Это были первые человеческие слова, которые он от меня услышал, он был очень тронут, достаточно, чтобы попытаться
После всей этой болтовни он продолжал приходить, и с ним появлялись цветы, конфеты, журналы. Я же оставалась прежней. И он это понимал. Однажды он вошел такой бледный, что даже донья Ката что-то заметила по этому поводу. И не зря. Он сказал отцу. Дон Сельсо ответил: «Только этого не хватало». Но потом смягчился. Добрый малый. Эстерсита хохотала до упаду, но какое мне дело. А старуха вся позеленела. Обозвала Тито идиотом, дона Сельсо послала подальше, Эстерситу назвала испорченной и сумасшедшей. Потом сказала: никогда, никогда, никогда. Почти три часа твердила «никогда». «Как полоумная, — сказал Тито, — не знаю, что и делать». Но я-то знала. По субботам старуха всегда одна, потому что дон Сельсо уезжает в Пунта-дель-Эсте, Эстерсита играет в теннис, а Тито отправляется гулять со своей компанией из Васконгады. Итак, в семь я подошла к автомату и набрала 97038. «Алло», — сказала она. Тот же голос, гнусавый, противный. Наверное, соскочила со своей зеленой кровати с намазанным лицом, с полотенцем на голове, повязанным тюрбаном. «Говорит Селия, — сказала я и, прежде чем она повесила трубку: — Не вешайте трубку, сеньора, вам это будет интересно». На той стороне не проронили ни звука. Но слушали. Тогда я спросила, знает ли она о письме на серой бумаге, которое дон Сельсо хранил в письменном столе. Молчание. «Так вот, оно у меня». Потом спрашиваю, видела ли она фотографию, где крошка Эстерсита купается с младшим Гомесом Таибо. Опять молчание. «Ну так и это тоже у меня». На всякий случай жду, но в ответ ни звука. Тогда говорю: «Подумайте, сеньора», — и вешаю трубку. Я вешаю, не она. Наверное, теперь костит меня вовсю, намазанная кремом, с полотенцем вокруг головы. Здорово вышло. Через неделю явился Тито и уже в дверях закричал: «Старуха сдается! Старуха сдается!» Ясно, сдается. Я готова была кричать «ура» и, разволновавшись, разрешила себя поцеловать. «Она не против, но требует, чтобы ты не бывала у нас в доме». Требует? Вы только послушайте! Ну ладно. 25-го мы поженились (сегодня уже два месяца), правда без священника, отпраздновали в узком кругу. Дон Сельсо прислал чек на 1000 песо, а Эстерсита — телеграмму, которая — зря она так написала — заставила меня хорошенько подумать: «Не воображай, что ты победила. Обнимаю, Эстер».

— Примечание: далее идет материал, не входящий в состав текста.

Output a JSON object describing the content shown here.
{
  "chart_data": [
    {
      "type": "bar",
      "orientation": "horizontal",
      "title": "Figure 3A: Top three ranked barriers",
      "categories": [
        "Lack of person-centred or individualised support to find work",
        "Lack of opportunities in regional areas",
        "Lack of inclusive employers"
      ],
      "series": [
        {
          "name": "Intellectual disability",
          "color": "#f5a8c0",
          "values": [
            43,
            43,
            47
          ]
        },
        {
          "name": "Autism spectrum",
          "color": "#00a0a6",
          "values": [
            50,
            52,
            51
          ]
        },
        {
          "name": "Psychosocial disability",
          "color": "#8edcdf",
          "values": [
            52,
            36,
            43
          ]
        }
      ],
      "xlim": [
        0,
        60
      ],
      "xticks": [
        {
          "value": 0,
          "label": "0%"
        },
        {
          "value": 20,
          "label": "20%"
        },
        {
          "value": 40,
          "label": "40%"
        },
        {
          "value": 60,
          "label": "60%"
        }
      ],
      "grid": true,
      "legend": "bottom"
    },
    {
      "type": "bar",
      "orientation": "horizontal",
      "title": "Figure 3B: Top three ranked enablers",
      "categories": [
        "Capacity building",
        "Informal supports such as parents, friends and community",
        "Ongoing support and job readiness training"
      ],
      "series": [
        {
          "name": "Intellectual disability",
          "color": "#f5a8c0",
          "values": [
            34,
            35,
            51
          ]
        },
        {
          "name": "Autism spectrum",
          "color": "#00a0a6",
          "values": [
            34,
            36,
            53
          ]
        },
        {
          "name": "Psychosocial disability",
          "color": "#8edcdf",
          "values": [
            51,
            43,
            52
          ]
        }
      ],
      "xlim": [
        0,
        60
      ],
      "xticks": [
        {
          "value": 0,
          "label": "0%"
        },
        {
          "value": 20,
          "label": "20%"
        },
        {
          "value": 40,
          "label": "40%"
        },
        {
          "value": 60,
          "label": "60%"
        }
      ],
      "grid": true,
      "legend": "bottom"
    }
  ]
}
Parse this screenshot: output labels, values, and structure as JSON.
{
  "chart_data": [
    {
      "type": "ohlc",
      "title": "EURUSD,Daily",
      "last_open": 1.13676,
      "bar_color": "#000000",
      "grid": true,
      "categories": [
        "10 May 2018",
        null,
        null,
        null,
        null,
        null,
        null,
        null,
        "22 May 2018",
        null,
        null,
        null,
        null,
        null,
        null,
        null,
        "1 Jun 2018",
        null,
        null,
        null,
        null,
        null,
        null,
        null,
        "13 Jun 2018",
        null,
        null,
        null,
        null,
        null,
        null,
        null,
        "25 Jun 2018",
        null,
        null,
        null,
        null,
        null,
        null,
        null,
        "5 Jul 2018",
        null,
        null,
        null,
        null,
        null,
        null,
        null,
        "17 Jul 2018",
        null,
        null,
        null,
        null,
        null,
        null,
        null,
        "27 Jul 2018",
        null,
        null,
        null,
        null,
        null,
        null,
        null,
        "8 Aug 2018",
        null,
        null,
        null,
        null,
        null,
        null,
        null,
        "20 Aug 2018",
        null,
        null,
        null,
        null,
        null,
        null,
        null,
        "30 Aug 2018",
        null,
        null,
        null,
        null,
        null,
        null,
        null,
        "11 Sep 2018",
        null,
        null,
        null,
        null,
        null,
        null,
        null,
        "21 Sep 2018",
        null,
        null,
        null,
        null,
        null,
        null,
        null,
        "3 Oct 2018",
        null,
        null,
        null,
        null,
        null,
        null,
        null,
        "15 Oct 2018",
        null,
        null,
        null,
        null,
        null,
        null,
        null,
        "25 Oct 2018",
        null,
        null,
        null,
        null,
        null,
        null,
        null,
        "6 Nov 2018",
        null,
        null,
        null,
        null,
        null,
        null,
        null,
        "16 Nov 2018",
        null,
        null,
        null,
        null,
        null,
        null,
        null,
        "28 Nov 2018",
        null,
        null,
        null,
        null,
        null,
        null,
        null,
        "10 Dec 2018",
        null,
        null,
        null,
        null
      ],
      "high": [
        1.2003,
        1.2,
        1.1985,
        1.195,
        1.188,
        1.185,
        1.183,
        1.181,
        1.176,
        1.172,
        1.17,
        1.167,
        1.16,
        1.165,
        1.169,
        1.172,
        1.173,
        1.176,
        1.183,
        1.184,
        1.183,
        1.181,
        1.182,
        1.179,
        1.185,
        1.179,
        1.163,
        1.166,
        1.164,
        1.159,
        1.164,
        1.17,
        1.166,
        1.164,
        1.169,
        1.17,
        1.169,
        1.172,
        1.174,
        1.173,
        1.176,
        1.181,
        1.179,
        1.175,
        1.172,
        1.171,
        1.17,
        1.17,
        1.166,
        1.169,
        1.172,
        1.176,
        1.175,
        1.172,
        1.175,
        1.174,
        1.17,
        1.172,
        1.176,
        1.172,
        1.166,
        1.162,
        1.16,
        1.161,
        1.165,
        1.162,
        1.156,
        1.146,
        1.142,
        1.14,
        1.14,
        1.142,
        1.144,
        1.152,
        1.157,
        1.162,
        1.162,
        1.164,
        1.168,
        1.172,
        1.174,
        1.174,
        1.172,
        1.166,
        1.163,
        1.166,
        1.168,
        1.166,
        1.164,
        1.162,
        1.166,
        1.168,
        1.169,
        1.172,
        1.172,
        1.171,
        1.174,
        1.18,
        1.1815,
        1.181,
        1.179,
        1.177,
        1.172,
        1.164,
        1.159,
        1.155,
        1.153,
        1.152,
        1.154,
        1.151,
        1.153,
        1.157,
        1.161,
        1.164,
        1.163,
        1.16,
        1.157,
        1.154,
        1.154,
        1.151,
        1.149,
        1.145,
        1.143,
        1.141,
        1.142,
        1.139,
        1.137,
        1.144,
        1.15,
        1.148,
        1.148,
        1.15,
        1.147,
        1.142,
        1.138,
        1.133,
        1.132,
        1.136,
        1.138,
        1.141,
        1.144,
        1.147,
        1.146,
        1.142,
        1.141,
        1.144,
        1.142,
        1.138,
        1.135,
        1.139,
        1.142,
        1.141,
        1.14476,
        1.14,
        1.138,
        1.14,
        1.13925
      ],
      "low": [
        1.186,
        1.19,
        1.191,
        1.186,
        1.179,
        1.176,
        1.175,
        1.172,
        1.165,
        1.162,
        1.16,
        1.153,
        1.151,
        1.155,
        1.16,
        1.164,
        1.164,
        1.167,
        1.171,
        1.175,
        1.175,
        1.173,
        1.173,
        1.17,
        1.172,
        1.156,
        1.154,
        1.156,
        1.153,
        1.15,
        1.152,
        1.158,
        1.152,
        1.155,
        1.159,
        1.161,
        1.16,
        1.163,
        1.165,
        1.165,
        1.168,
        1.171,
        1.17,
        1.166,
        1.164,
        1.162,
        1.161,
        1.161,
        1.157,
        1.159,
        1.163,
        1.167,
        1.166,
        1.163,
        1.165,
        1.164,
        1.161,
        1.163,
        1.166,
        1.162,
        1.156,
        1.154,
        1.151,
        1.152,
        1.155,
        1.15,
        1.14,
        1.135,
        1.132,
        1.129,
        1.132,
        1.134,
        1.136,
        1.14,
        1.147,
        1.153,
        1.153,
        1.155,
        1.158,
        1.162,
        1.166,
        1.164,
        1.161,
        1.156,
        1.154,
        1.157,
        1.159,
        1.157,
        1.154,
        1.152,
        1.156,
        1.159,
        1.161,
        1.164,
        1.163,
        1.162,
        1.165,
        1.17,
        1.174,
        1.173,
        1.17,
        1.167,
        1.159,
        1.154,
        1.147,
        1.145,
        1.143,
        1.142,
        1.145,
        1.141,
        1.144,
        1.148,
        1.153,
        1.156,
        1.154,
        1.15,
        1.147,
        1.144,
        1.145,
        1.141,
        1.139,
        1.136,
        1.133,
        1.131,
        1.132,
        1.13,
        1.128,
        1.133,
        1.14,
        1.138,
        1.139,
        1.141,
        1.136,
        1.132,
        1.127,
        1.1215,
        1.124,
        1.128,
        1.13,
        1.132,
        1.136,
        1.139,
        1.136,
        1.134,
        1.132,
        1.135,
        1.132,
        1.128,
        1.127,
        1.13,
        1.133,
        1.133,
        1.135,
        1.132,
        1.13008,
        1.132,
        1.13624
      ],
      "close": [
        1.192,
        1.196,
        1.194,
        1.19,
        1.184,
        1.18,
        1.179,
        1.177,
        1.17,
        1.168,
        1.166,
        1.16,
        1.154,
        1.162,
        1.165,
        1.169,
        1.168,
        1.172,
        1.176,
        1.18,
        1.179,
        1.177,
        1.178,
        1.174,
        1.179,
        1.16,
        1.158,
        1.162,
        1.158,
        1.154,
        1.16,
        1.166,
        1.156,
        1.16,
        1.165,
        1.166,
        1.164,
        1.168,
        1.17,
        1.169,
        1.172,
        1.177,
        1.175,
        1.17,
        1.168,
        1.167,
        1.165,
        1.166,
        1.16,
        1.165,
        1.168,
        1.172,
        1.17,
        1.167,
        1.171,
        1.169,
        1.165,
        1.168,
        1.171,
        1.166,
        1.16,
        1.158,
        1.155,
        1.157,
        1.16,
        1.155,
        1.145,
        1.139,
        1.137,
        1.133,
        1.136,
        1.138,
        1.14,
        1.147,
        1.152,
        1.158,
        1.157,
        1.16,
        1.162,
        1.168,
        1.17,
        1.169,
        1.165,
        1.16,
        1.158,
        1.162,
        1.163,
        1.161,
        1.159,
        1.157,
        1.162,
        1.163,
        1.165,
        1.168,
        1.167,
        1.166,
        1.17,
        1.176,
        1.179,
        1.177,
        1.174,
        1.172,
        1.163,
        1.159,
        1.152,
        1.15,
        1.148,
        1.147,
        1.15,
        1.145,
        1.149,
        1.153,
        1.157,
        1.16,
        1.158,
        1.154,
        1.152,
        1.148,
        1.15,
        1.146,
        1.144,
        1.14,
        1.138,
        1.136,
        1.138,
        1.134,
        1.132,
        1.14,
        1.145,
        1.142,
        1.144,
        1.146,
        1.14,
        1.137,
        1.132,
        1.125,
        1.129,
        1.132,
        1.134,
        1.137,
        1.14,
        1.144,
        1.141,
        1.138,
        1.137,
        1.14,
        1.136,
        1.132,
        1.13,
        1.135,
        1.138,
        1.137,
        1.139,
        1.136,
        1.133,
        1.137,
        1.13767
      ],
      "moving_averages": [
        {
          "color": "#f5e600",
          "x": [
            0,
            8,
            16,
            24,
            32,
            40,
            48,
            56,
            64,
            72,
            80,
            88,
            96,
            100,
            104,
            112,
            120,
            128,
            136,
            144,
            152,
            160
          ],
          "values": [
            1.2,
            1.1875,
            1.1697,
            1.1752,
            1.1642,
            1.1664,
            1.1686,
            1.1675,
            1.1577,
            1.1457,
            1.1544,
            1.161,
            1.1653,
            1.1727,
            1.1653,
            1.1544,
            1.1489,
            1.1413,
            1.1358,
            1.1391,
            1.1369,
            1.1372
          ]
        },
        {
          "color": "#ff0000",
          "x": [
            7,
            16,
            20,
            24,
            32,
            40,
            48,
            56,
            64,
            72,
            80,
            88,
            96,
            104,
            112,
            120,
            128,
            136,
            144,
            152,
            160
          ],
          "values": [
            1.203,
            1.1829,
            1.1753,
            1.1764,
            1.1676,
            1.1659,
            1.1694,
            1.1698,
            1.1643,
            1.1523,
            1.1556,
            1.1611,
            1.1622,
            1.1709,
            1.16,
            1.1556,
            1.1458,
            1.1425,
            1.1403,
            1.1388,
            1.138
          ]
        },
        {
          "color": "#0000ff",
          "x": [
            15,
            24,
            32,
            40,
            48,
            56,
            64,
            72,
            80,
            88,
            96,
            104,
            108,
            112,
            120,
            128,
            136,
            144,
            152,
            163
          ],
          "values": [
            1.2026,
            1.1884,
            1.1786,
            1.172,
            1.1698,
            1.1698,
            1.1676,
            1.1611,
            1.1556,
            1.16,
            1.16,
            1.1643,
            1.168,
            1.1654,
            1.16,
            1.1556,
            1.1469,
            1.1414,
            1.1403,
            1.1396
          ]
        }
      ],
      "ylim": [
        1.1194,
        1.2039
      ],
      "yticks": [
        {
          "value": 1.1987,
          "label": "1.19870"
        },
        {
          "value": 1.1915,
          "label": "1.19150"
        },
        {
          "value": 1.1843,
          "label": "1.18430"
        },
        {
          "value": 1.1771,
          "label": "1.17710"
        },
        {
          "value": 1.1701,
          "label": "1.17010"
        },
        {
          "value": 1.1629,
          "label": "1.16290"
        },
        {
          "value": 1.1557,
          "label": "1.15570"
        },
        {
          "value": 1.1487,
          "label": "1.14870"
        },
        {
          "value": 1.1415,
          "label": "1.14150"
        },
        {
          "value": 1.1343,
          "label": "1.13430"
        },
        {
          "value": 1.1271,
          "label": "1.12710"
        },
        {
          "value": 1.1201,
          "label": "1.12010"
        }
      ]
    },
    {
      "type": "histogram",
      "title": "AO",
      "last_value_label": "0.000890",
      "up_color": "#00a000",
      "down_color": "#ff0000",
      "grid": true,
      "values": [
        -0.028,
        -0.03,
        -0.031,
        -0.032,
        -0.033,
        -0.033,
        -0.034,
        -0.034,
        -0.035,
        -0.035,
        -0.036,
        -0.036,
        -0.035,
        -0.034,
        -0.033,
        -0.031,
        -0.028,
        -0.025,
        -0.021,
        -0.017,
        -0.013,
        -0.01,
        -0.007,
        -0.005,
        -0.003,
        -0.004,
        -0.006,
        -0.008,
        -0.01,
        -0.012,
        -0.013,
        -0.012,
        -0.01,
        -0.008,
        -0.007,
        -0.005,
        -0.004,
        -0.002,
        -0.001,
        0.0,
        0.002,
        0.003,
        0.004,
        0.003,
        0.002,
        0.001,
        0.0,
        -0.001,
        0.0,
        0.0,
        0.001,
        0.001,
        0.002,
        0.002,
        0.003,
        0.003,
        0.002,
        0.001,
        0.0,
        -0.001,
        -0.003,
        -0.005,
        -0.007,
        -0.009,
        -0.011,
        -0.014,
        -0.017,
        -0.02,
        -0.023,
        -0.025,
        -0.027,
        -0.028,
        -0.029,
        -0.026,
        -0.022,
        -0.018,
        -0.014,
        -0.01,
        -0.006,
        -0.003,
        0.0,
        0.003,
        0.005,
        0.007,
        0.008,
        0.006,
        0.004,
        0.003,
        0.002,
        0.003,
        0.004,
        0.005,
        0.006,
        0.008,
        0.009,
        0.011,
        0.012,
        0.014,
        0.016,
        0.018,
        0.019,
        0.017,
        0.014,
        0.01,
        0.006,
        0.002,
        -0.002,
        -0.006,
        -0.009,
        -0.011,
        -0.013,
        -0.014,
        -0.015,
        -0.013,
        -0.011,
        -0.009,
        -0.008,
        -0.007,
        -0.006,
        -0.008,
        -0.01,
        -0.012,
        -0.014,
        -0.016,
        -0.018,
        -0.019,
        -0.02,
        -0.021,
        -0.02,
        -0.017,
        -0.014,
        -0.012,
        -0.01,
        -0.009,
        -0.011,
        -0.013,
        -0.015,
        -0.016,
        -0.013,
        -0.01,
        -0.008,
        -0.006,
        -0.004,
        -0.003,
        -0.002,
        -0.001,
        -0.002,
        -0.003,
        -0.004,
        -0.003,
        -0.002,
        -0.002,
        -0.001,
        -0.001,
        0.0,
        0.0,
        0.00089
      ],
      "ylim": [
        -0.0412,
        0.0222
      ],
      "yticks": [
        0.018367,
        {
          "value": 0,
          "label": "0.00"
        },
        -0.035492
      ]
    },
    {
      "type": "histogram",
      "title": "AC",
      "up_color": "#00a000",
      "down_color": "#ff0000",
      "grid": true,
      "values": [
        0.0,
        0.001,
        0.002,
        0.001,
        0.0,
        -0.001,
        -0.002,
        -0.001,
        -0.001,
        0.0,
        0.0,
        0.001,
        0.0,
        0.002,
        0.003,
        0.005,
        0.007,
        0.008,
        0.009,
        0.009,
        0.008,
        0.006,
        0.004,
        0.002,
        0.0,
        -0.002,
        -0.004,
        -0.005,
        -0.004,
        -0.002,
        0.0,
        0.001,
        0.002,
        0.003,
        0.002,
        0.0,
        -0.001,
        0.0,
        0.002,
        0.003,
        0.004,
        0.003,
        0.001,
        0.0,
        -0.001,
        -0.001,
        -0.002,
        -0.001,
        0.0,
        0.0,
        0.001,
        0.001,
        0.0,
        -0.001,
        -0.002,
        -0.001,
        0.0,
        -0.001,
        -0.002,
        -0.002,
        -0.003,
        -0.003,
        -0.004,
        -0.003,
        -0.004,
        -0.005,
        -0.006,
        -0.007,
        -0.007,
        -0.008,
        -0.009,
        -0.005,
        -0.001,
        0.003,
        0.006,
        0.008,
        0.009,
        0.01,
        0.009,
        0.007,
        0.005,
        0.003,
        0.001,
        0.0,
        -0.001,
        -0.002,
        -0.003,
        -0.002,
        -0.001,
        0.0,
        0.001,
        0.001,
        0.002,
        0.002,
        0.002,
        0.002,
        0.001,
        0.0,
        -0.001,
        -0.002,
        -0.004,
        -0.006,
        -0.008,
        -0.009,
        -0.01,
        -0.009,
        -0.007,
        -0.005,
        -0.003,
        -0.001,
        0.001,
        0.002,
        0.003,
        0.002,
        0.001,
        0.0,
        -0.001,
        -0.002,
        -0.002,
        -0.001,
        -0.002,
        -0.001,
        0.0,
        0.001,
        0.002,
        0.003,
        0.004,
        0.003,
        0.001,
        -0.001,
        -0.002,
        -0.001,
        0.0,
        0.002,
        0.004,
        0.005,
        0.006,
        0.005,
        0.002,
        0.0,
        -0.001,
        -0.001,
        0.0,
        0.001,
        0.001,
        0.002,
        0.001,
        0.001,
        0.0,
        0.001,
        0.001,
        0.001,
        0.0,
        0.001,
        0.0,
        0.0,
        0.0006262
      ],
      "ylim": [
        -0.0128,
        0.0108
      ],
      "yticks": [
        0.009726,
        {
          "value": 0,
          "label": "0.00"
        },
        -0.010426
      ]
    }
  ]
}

Мне вспомнилось все это, потому что вчера в магазине я встретила старуху. Мы стояли совсем рядом, получая сдачу. Она быстро взглянула на меня из-под вуали. Я выдержала взгляд. У нее было два выхода: не узнать меня или указать мне мое место. Думаю, она предпочла второе и, чтобы унизить меня, обратилась на «вы»: «Как ваши дела?» И снова у меня от предчувствия кольнуло в сердце, и, крепко сжав нейлоновый зонтик, я ответила спокойно: «Хорошо, а как вы, мама?»
НЕ ПРИМИРИЛСЯ
Сколько раз во сне происходило то, что происходит сейчас наяву: он нажимал кнопку звонка у дверей старого дома на улице Мильан. А просыпаясь, всегда упрекал себя за эту слабость и снова шептал имя брата с ненавистью, которую испытывал вот уже двадцать пять лет. Правда, они ни разу не объяснились, да и к чему? — чтобы всей этой грязью запятнать память матери? При чем тут стоимость кольца, усыпанного бриллиантами, жемчужного ожерелья и топазовых серег? Какая чушь! Для Паскуаля было важно лишь то, что они принадлежали матери, важно было знать, что она всегда носила их в свои лучшие годы, когда был жив отец и на щеках у нее еще играл румянец. Он готов был отдать за эти украшения участок на северо-востоке, отошедший ему при разделе, где он так ни разу и не был.
Он не хотел никаких объяснений. Просто перестал общаться с Матиасом. Пусть держит их у себя, пусть их продаст, если хочет. И пусть продаст свою душу дьяволу. Это был сравнительно простой
А как же Матиас? Матиас, вероятно, отнесся к сложившимся отношениям как к должному и не искал случая объясниться. Паскуаль уже забыл, кто из них первый стал избегать другого. Просто они перестали видеться и не искали встреч. Паскуалю казалось, что он понимает брата: «И правильно делает, бережет свое здоровье».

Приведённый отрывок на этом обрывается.